Ogle at the ogler of your choice.
Millions of young men live their lives entirely on the Internet, unable to leave the house, in fear of human contact. In response to this troubled niche, an entertainment company has come up with a possible cure. Videos of girls that stare into the camera.... and occasionally say good morning...
A "Hikikomori", according to Japan's Ministry of Health, Labour and Welfare, is "an individual who refuses to leave their parents' house, and isolates themselves away from society in their homes for a period exceeding six months". It's hard to estimate how many have fallen prey to this anti-social depression, but some estimate it at around one million in Japan alone.
Avex, one of the largest independent entertainment-related subsidiaries in Japan, has managed to come up with a product for the unusual audience. They believe the "Just Looking" collection, will help those "young males who aren't used to socializing with women (...) become more accustomed to making eye contact and/or handle the fact that a sentient being sits across from them and awaits interaction." A former sufferer tells us whether he thinks it will work, and how he escaped the solitude of a hikikomori lifestyle.

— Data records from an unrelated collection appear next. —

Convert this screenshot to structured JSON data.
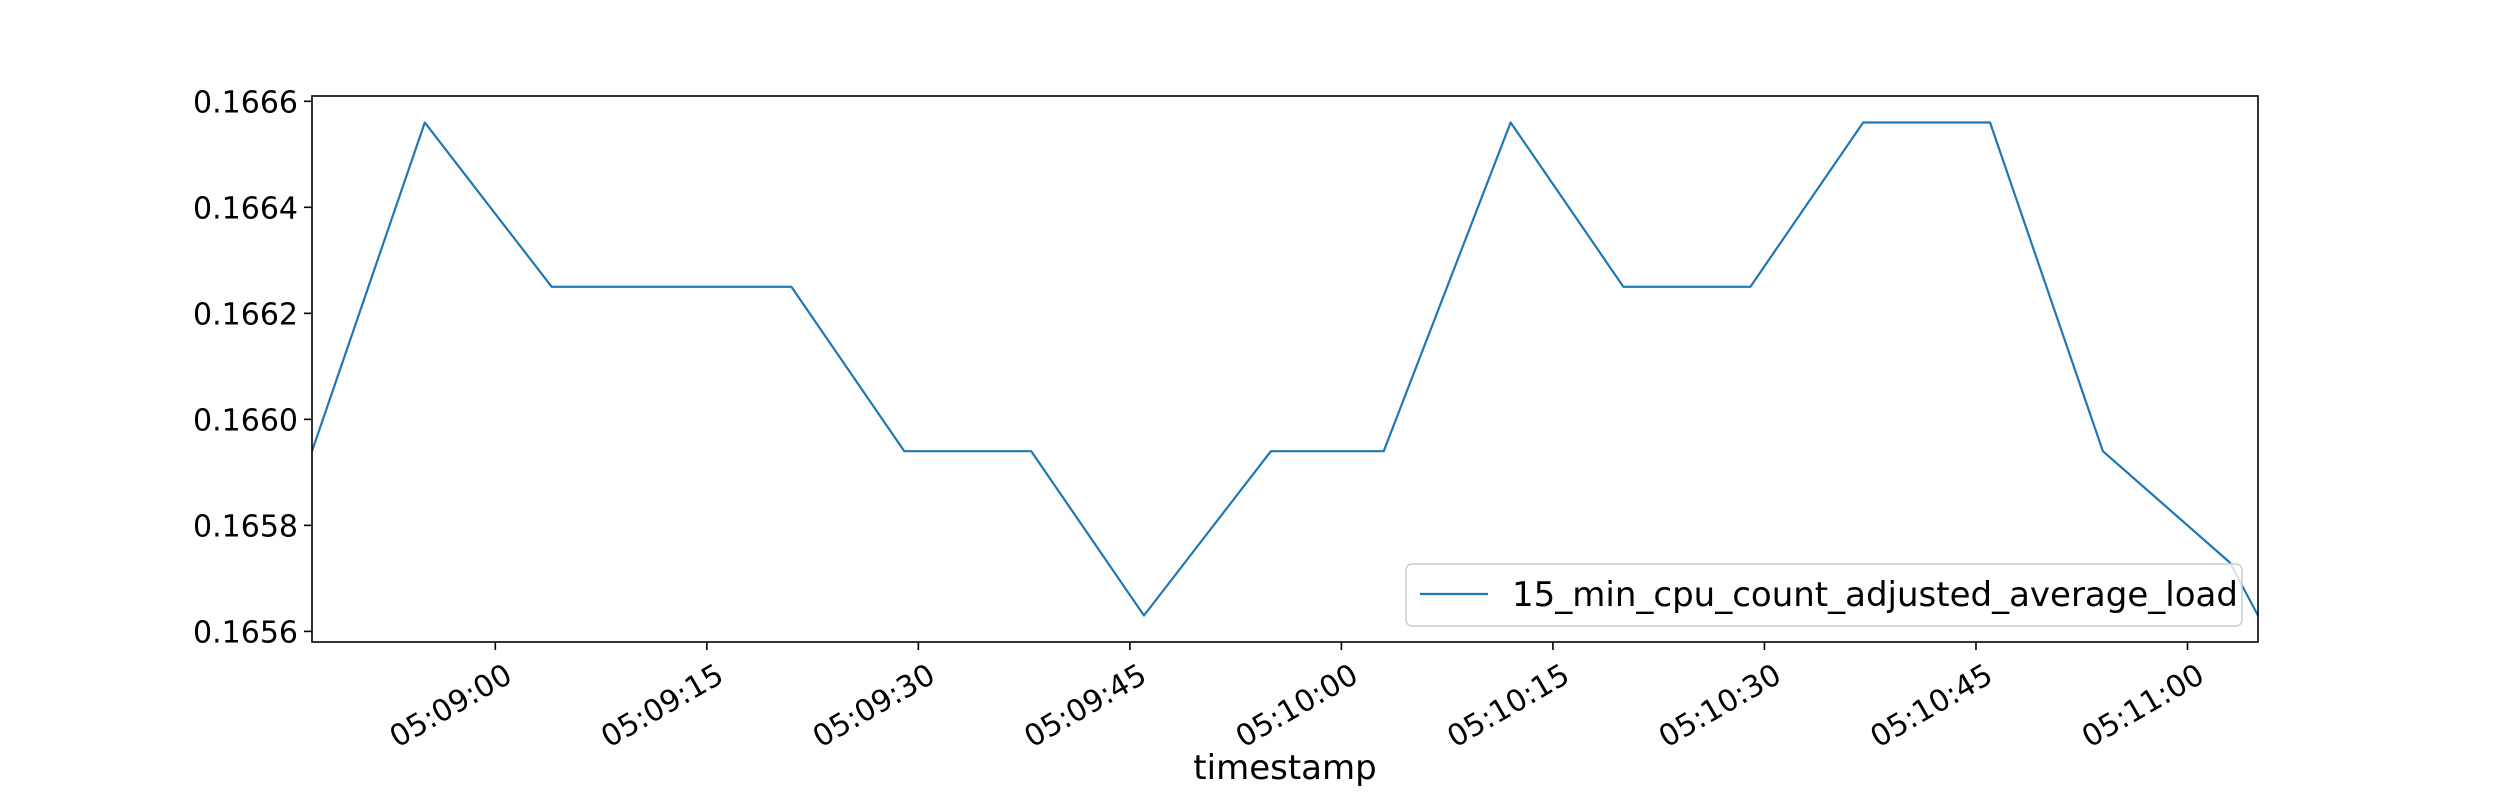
{
  "chart_data": {
    "type": "line",
    "title": "",
    "xlabel": "timestamp",
    "ylabel": "",
    "x_start": "05:08:47",
    "x_end": "05:11:05",
    "xlim": [
      "05:08:47",
      "05:11:05"
    ],
    "ylim": [
      0.16558,
      0.16661
    ],
    "grid": false,
    "legend_position": "lower-right",
    "x_ticks": [
      "05:09:00",
      "05:09:15",
      "05:09:30",
      "05:09:45",
      "05:10:00",
      "05:10:15",
      "05:10:30",
      "05:10:45",
      "05:11:00"
    ],
    "y_ticks": [
      0.1656,
      0.1658,
      0.166,
      0.1662,
      0.1664,
      0.1666
    ],
    "y_tick_labels": [
      "0.1656",
      "0.1658",
      "0.1660",
      "0.1662",
      "0.1664",
      "0.1666"
    ],
    "series": [
      {
        "name": "15_min_cpu_count_adjusted_average_load",
        "color": "#1f77b4",
        "x": [
          "05:08:47",
          "05:08:55",
          "05:09:04",
          "05:09:12",
          "05:09:21",
          "05:09:29",
          "05:09:38",
          "05:09:46",
          "05:09:55",
          "05:10:03",
          "05:10:12",
          "05:10:20",
          "05:10:29",
          "05:10:37",
          "05:10:46",
          "05:10:54",
          "05:11:03",
          "05:11:05"
        ],
        "y": [
          0.16594,
          0.16656,
          0.16625,
          0.16625,
          0.16625,
          0.16594,
          0.16594,
          0.16563,
          0.16594,
          0.16594,
          0.16656,
          0.16625,
          0.16625,
          0.16656,
          0.16656,
          0.16594,
          0.16573,
          0.16563
        ]
      }
    ]
  }
}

Despite the apparent lack of activity during the running time, the videos have been viewed hundreds of thousands of times since they were posted at the end of May. The full collection of 50 is available on Avex's website. There are a variety of models, including twins and an elderly woman.
Tom Jacobsen is an American who identifies himself as a former Hikikomori. (Although the trend began in Japan, it has since spread to other internet-dependent societies). He now works as a programmer in Gurnee, Illinois. He is a Mensa member and ran a blog about his daily life but has since closed it.
As for the video, I expect they use girls specifically for the sex appeal - the promise of a relationship. Hikikomori have a lot of difficulty with things they don't understand - and one of those things is girls. The video shows that social experiences don't have to be scary and tense. Much of the time, Hikikomori kids' first impressions of social contact have to do with angry, demanding parents and playground bullies, so these videos show that there are other people out there who they might get along with better. Also, the fact that these videos were made (...) will probably have a positive effect in itself. The recluses will think that people really do care about them and want to help them, which should be encouraging to them.
Also, people tend to emulate what they see, so if the Hikikomori see videos of people talking to them, they might want to go out and talk to people themselves, I guess. Something similar happened to me; I spent a lot of my time as a Hikikomori in my room looking at camwhores and their sites, and now I've got a webcam site of my own like the ones they have. But I don't get naked or anything.
I wouldn't worry too much about the Hikikomori. They are usually quite intelligent, and eventually find a way to integrate into the dominant society, despite their reservations. (...) we will just wait around and hope that nothing bad happens."
"Will Sato get a job and counter the evil organization, or will he submit to his weakness and download porn all day? Swimming in a sea of corruption, Sato prepares for the battle of his life. Welcome to the NHK!"
Originally written as a novel in 2002, the book "Welcome to the NHK" was adapted into an anime TV series which was released in English in 2007. It tells the story of Sato, a 22 year-old man who thinks that hikikomori has been created by the Japanese public broadcaster "NHK" (who, funnily enough, did air the programme). Then he meets a beautiful girl who promises to help him leave the house and his hikikomori life behind.